In light of the Financial Industry Regulatory Agency levying the highest penalty in its history against Robinhood Financial, some advisors worry the slap will do little to curb the firm’s alleged misdeeds, while others stress there are takeaways from the settlement for advisors when considering what they should (and shouldn’t) do in their own practices.
On Wednesday, a day before Robinhood filed its S-1 registration statement ahead of its IPO, FINRA announced the settlement and ordered Robinhood to pay $70 million for “systemic supervisory failures and significant harm” to millions of its customers. The settlement action alleged numerous deficiencies, including that Robinhood communicated false or misleading information about clients’ accounts and the risk of loss they faced in certain options transactions, failed to supervise the technology it used to provide “core broker/dealer services” and lacked an appropriate business continuity plan to weather the app’s outages in early March 2020.
The agency also argued the firm did not perform due diligence when it relied on algorithms to approve customers for specific options trading with limited human oversight. These “bots” often used “inconsistent or illogical information” when approving trades, meaning customers were approved for trades who should not have been eligible, according to the agency.
To Brian Hamburger, the president of MarketCounsel, this alleged violation was a reminder that automation in the space can be viewed with excitement but should be tempered with caution.
“There’s no problem in using automation, but you can’t rely on automation in and of itself,” he said. “You have to test the automation and really have a handle on the logic of that automation before just letting it run. And when it does run, you need periodic testing to make sure it’s accurate.”
While there’s been debate on the benefits of Robinhood’s retail trading versus the assistance of financial advisors, Hamburger believed that automation still has a place in investment advice, analysis and firm operations. Advisors should not shun automation altogether, but he worried that letting technology replace the functions of human interaction enters “dangerous territory.”
“You have to make sure the logic that the bot is using is the same logic a trained human will apply if they had the opportunity. We’re not there yet,” he said. “We will be there at some point in our lifetime, but we’re not there yet. Until then, the automation has to be looked at as a tool to enhance, not a replacement.”
Though many expected some semblance of regulatory action against Robinhood, Max Schatzow, an attorney with Stark & Stark’s Investment Management and Securities Group, said some aspects of the settlement were surprising. He pointed out that FINRA’s letter suggested Robinhood lacked any process to receive and report customer complaints, as is required by the agency, which meant approximately 10,000 complaints allegedly went unreported.
“I think everyone was expecting a fine of some sort,” he said. “This is obviously the largest one to date by FINRA and usually bigger matters like this are addressed by the SEC.”
Schatzow doubted FINRA’s fine would be the last regulatory action the retail trading firm faced, noting its Financial and Operational Combined Uniform Single (FOCUS) Report filed with the commission suggested there are other ongoing investigations, including by the SEC, the Justice Department and Congress.
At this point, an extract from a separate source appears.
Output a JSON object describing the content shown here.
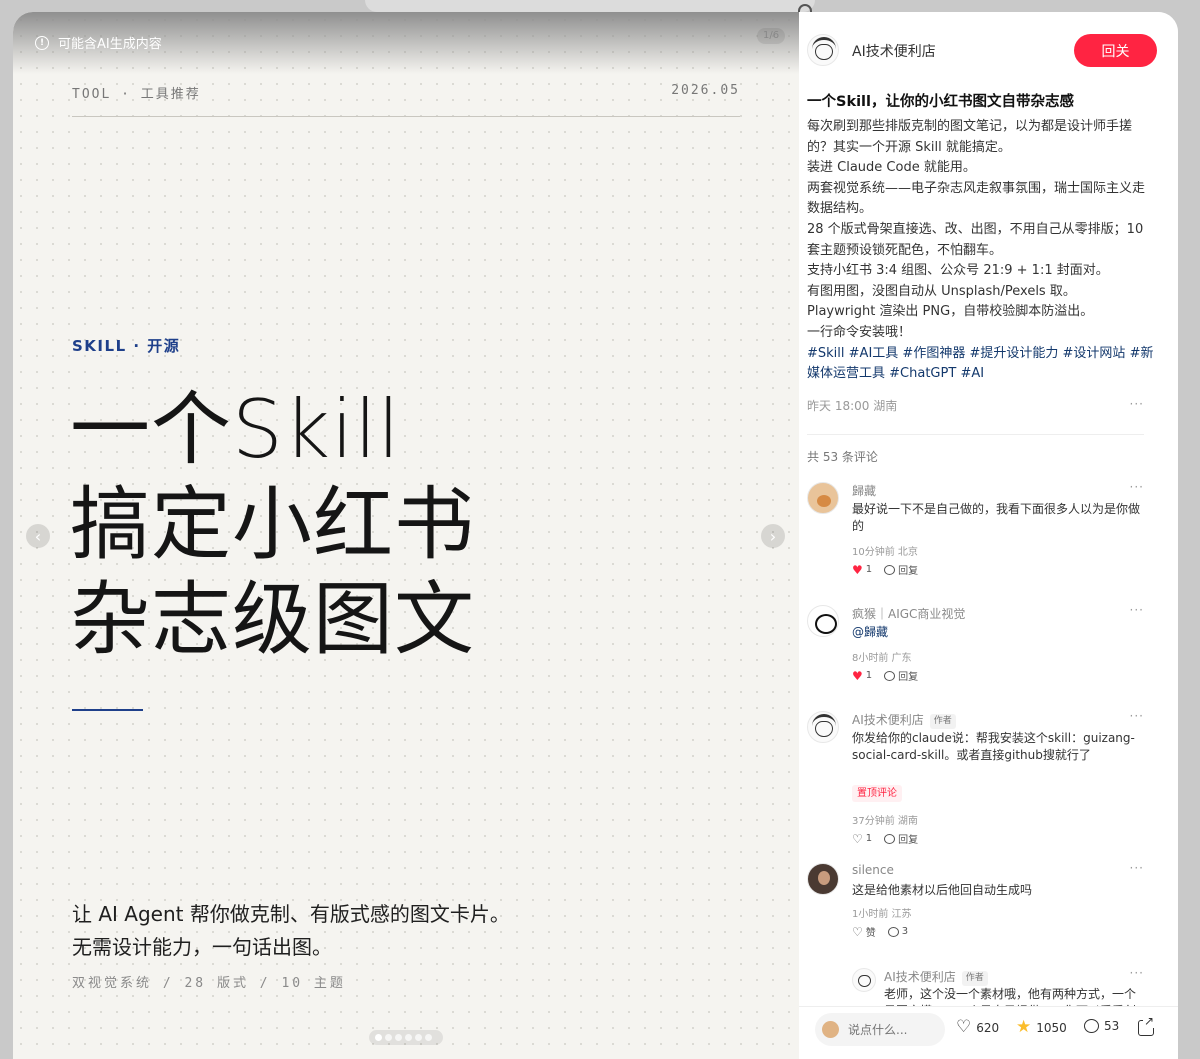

The fine (and the potential for more regulatory developments) comes in the midst of a tumultuous period for Robinhood; this week, the firm disclosed it had settled a wrongful death lawsuit filed by the family of a 20-year-old day trader who committed suicide after he mistakenly thought he had a negative account owing more than $700,000. The firm also filed an S-1 with the SEC earlier this week ahead of an initial public offering (IPO).
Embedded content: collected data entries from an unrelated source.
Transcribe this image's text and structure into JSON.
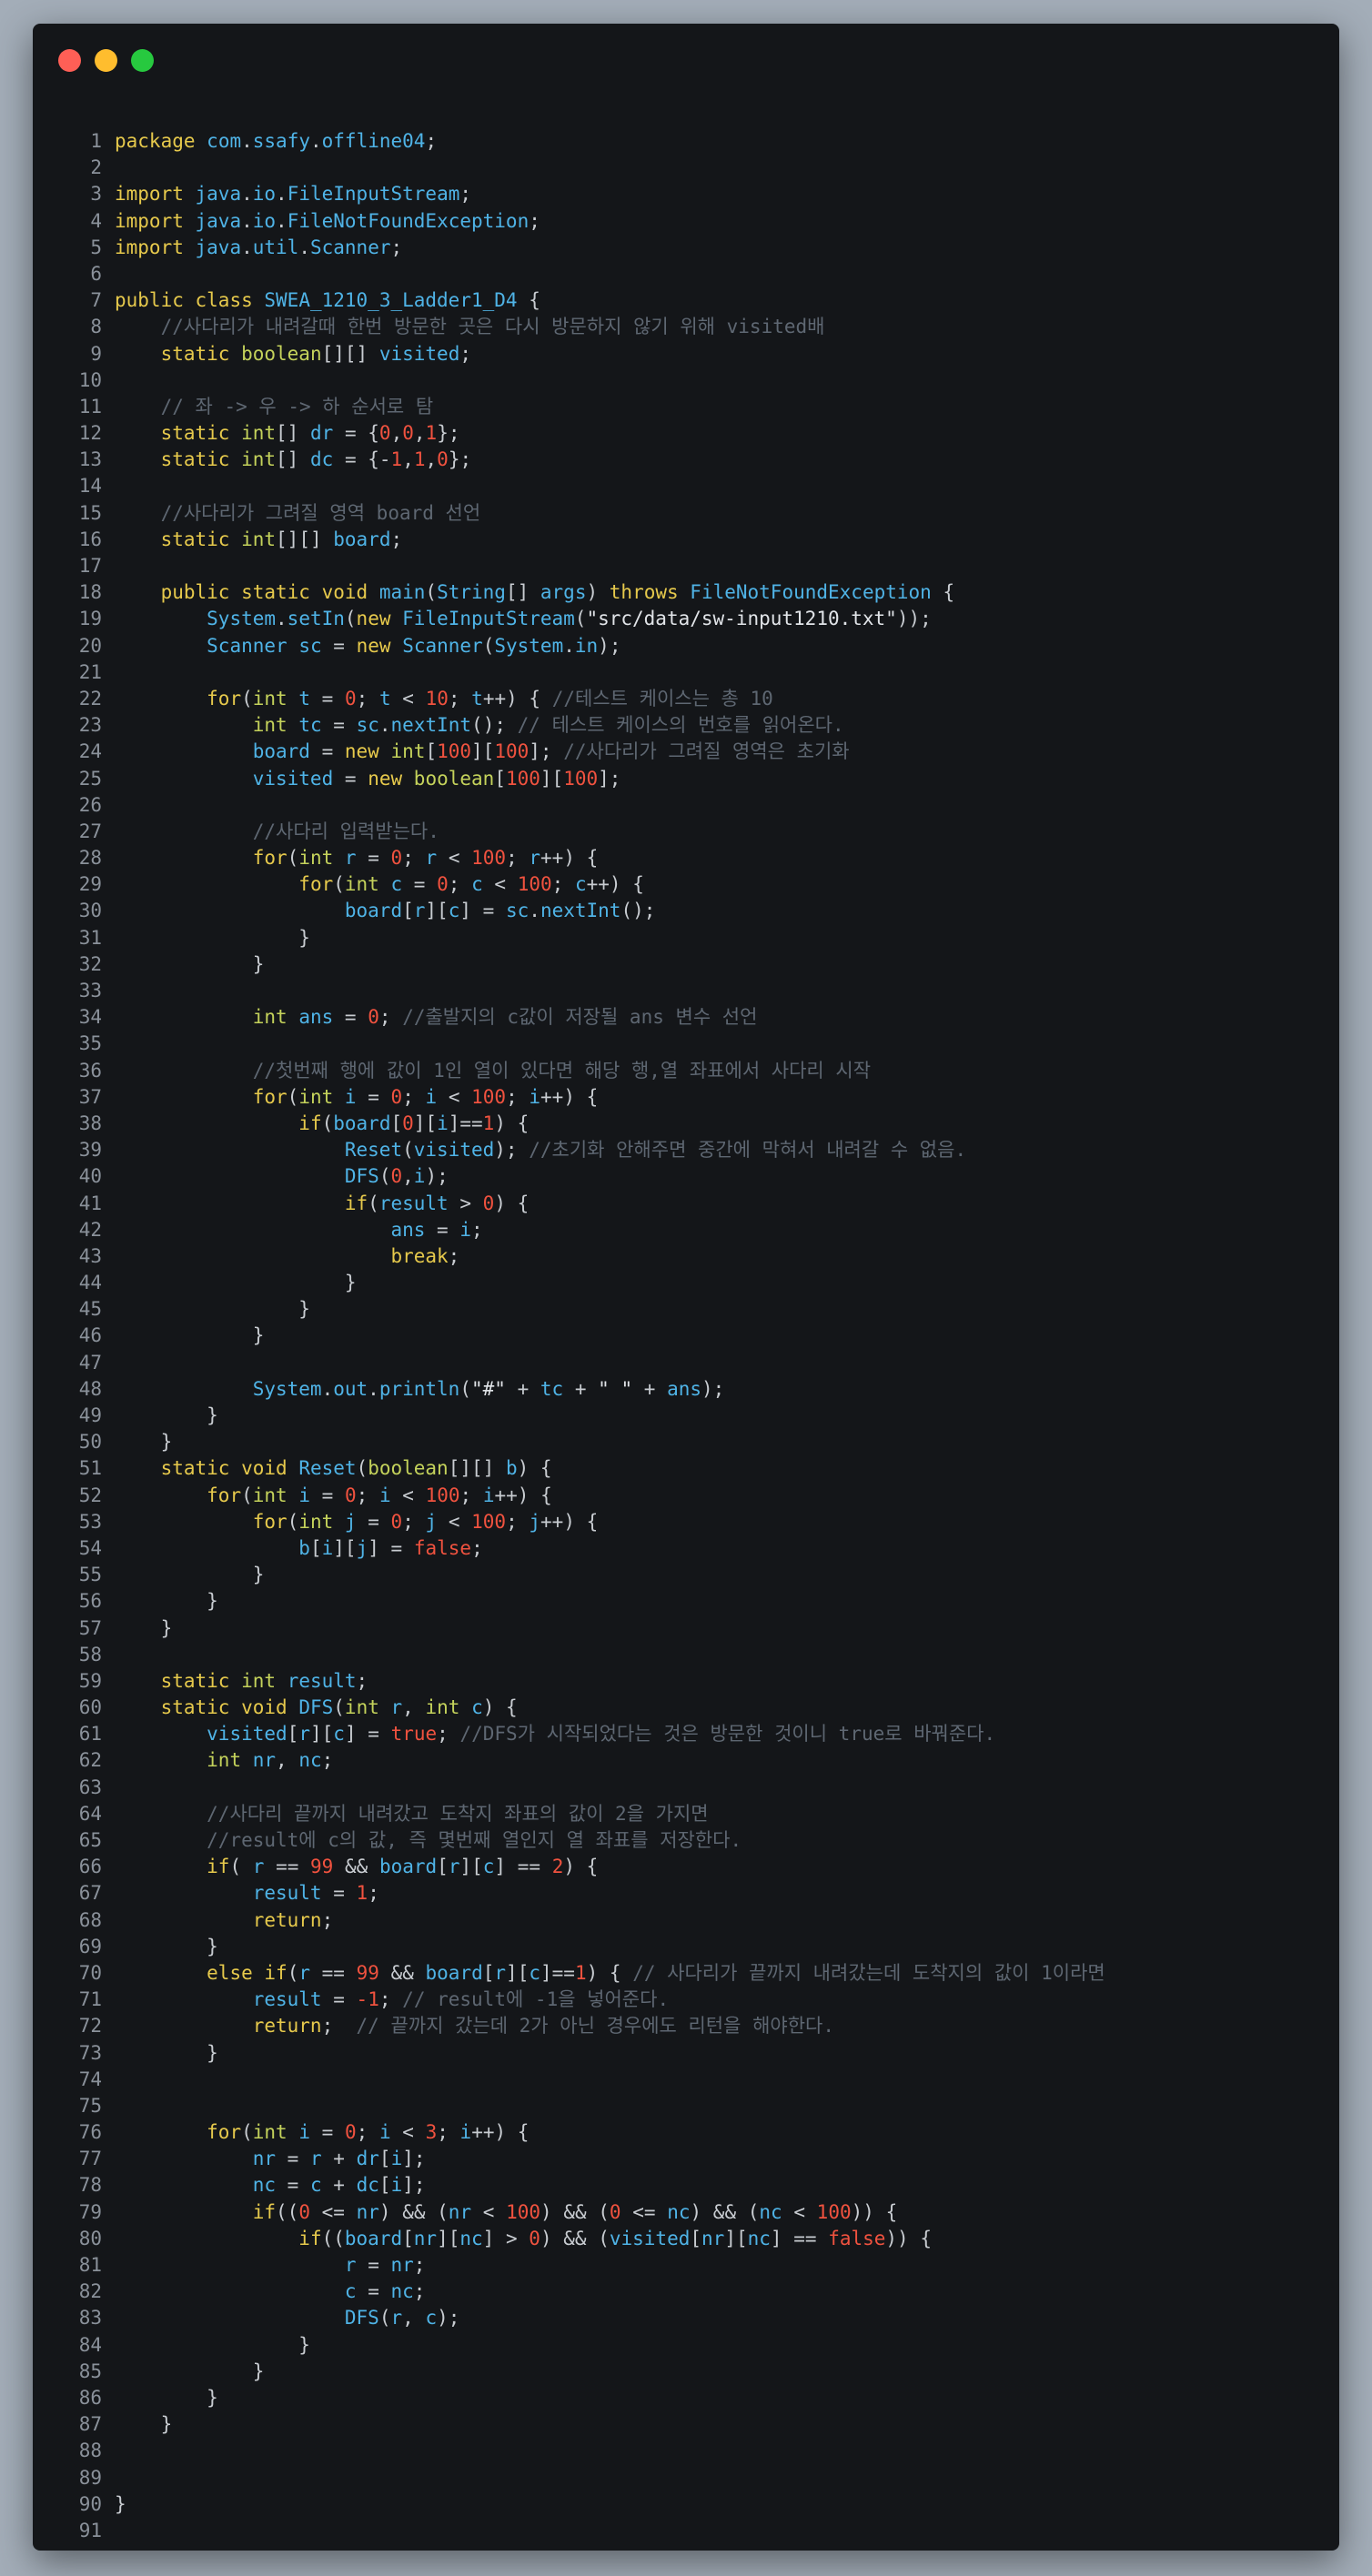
{
  "window": {
    "controls": [
      "close",
      "minimize",
      "zoom"
    ],
    "colors": {
      "close": "#ff5f56",
      "minimize": "#ffbd2e",
      "zoom": "#27c93f"
    }
  },
  "editor": {
    "language": "java",
    "colors": {
      "background": "#141619",
      "keyword": "#e6c94c",
      "type": "#c4d25b",
      "identifier": "#4fb3e6",
      "number": "#f0523f",
      "string": "#e1e4e8",
      "comment": "#5e6772",
      "line_number": "#8a919a"
    },
    "lines": [
      "package com.ssafy.offline04;",
      "",
      "import java.io.FileInputStream;",
      "import java.io.FileNotFoundException;",
      "import java.util.Scanner;",
      "",
      "public class SWEA_1210_3_Ladder1_D4 {",
      "    //사다리가 내려갈때 한번 방문한 곳은 다시 방문하지 않기 위해 visited배",
      "    static boolean[][] visited;",
      "",
      "    // 좌 -> 우 -> 하 순서로 탐",
      "    static int[] dr = {0,0,1};",
      "    static int[] dc = {-1,1,0};",
      "",
      "    //사다리가 그려질 영역 board 선언",
      "    static int[][] board;",
      "",
      "    public static void main(String[] args) throws FileNotFoundException {",
      "        System.setIn(new FileInputStream(\"src/data/sw-input1210.txt\"));",
      "        Scanner sc = new Scanner(System.in);",
      "",
      "        for(int t = 0; t < 10; t++) { //테스트 케이스는 총 10",
      "            int tc = sc.nextInt(); // 테스트 케이스의 번호를 읽어온다.",
      "            board = new int[100][100]; //사다리가 그려질 영역은 초기화",
      "            visited = new boolean[100][100];",
      "",
      "            //사다리 입력받는다.",
      "            for(int r = 0; r < 100; r++) {",
      "                for(int c = 0; c < 100; c++) {",
      "                    board[r][c] = sc.nextInt();",
      "                }",
      "            }",
      "",
      "            int ans = 0; //출발지의 c값이 저장될 ans 변수 선언",
      "",
      "            //첫번째 행에 값이 1인 열이 있다면 해당 행,열 좌표에서 사다리 시작",
      "            for(int i = 0; i < 100; i++) {",
      "                if(board[0][i]==1) {",
      "                    Reset(visited); //초기화 안해주면 중간에 막혀서 내려갈 수 없음.",
      "                    DFS(0,i);",
      "                    if(result > 0) {",
      "                        ans = i;",
      "                        break;",
      "                    }",
      "                }",
      "            }",
      "",
      "            System.out.println(\"#\" + tc + \" \" + ans);",
      "        }",
      "    }",
      "    static void Reset(boolean[][] b) {",
      "        for(int i = 0; i < 100; i++) {",
      "            for(int j = 0; j < 100; j++) {",
      "                b[i][j] = false;",
      "            }",
      "        }",
      "    }",
      "",
      "    static int result;",
      "    static void DFS(int r, int c) {",
      "        visited[r][c] = true; //DFS가 시작되었다는 것은 방문한 것이니 true로 바꿔준다.",
      "        int nr, nc;",
      "",
      "        //사다리 끝까지 내려갔고 도착지 좌표의 값이 2을 가지면",
      "        //result에 c의 값, 즉 몇번째 열인지 열 좌표를 저장한다.",
      "        if( r == 99 && board[r][c] == 2) {",
      "            result = 1;",
      "            return;",
      "        }",
      "        else if(r == 99 && board[r][c]==1) { // 사다리가 끝까지 내려갔는데 도착지의 값이 1이라면",
      "            result = -1; // result에 -1을 넣어준다.",
      "            return;  // 끝까지 갔는데 2가 아닌 경우에도 리턴을 해야한다.",
      "        }",
      "",
      "",
      "        for(int i = 0; i < 3; i++) {",
      "            nr = r + dr[i];",
      "            nc = c + dc[i];",
      "            if((0 <= nr) && (nr < 100) && (0 <= nc) && (nc < 100)) {",
      "                if((board[nr][nc] > 0) && (visited[nr][nc] == false)) {",
      "                    r = nr;",
      "                    c = nc;",
      "                    DFS(r, c);",
      "                }",
      "            }",
      "        }",
      "    }",
      "",
      "",
      "}",
      ""
    ]
  }
}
Despite the fact that it was the largest fine in FINRA’s history, Jeff Levine, the chief planning officer at Buckingham Strategic Wealth, questioned whether it would prevent future lapses.
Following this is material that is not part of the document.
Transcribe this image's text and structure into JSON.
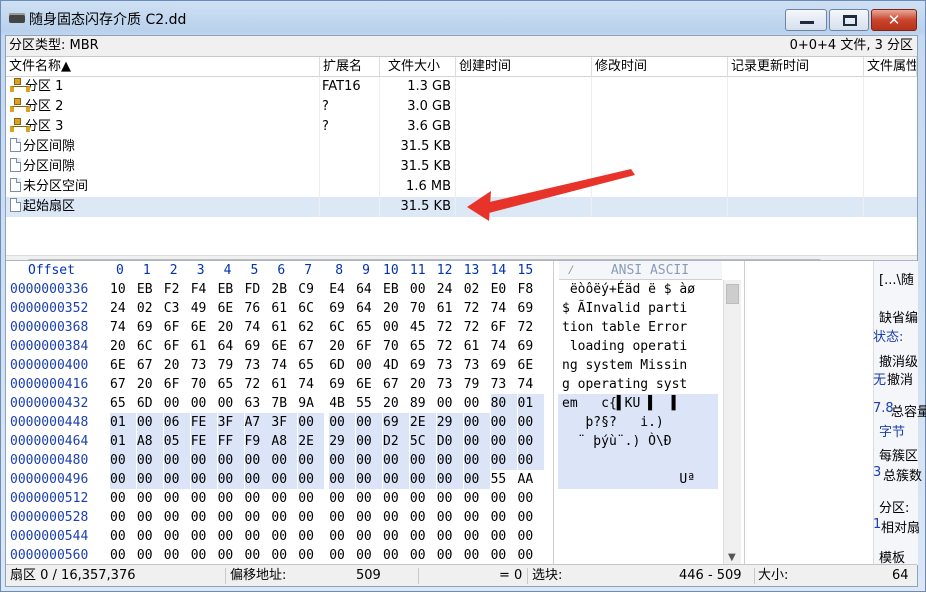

“I don’t necessarily know that this is stopping another firm in the exact same position from doing exactly what they did, because they have grown dramatically. They’re still going to be widely popular,” he said. “This is ultimately the cost of doing business; if you don’t make that cost of doing business high enough, people will just continue to do it.”
Levine also stressed that smaller advisory firms would not be in the same position if they faced regulatory actions for similar conduct, as they don’t have the benefit of millions of dollars for marketing. He drew a comparison to Wells Fargo, which concocted an extensive ad campaign to burnish its image after a run of scandals.
“They spent a lot of money trying to revamp their image; most smaller advisory firms don’t have those resources. They get bad press, and they get brought through the mud, that could be it,” he said. “That could be devastating, and that could be a career-ending situation in some instances if it’s that significant.”
To Hamburger, another takeaway for advisors was to consider the “breakneck” growth at Robinhood in light of their own, often fast-growing, businesses to make sure their supervisory and compliance programs are solid.
“I think there’s a lot of advisors out there who are encountering unprecedented growth,” he said. “For them to be able to maintain control during that growth is absolutely critical."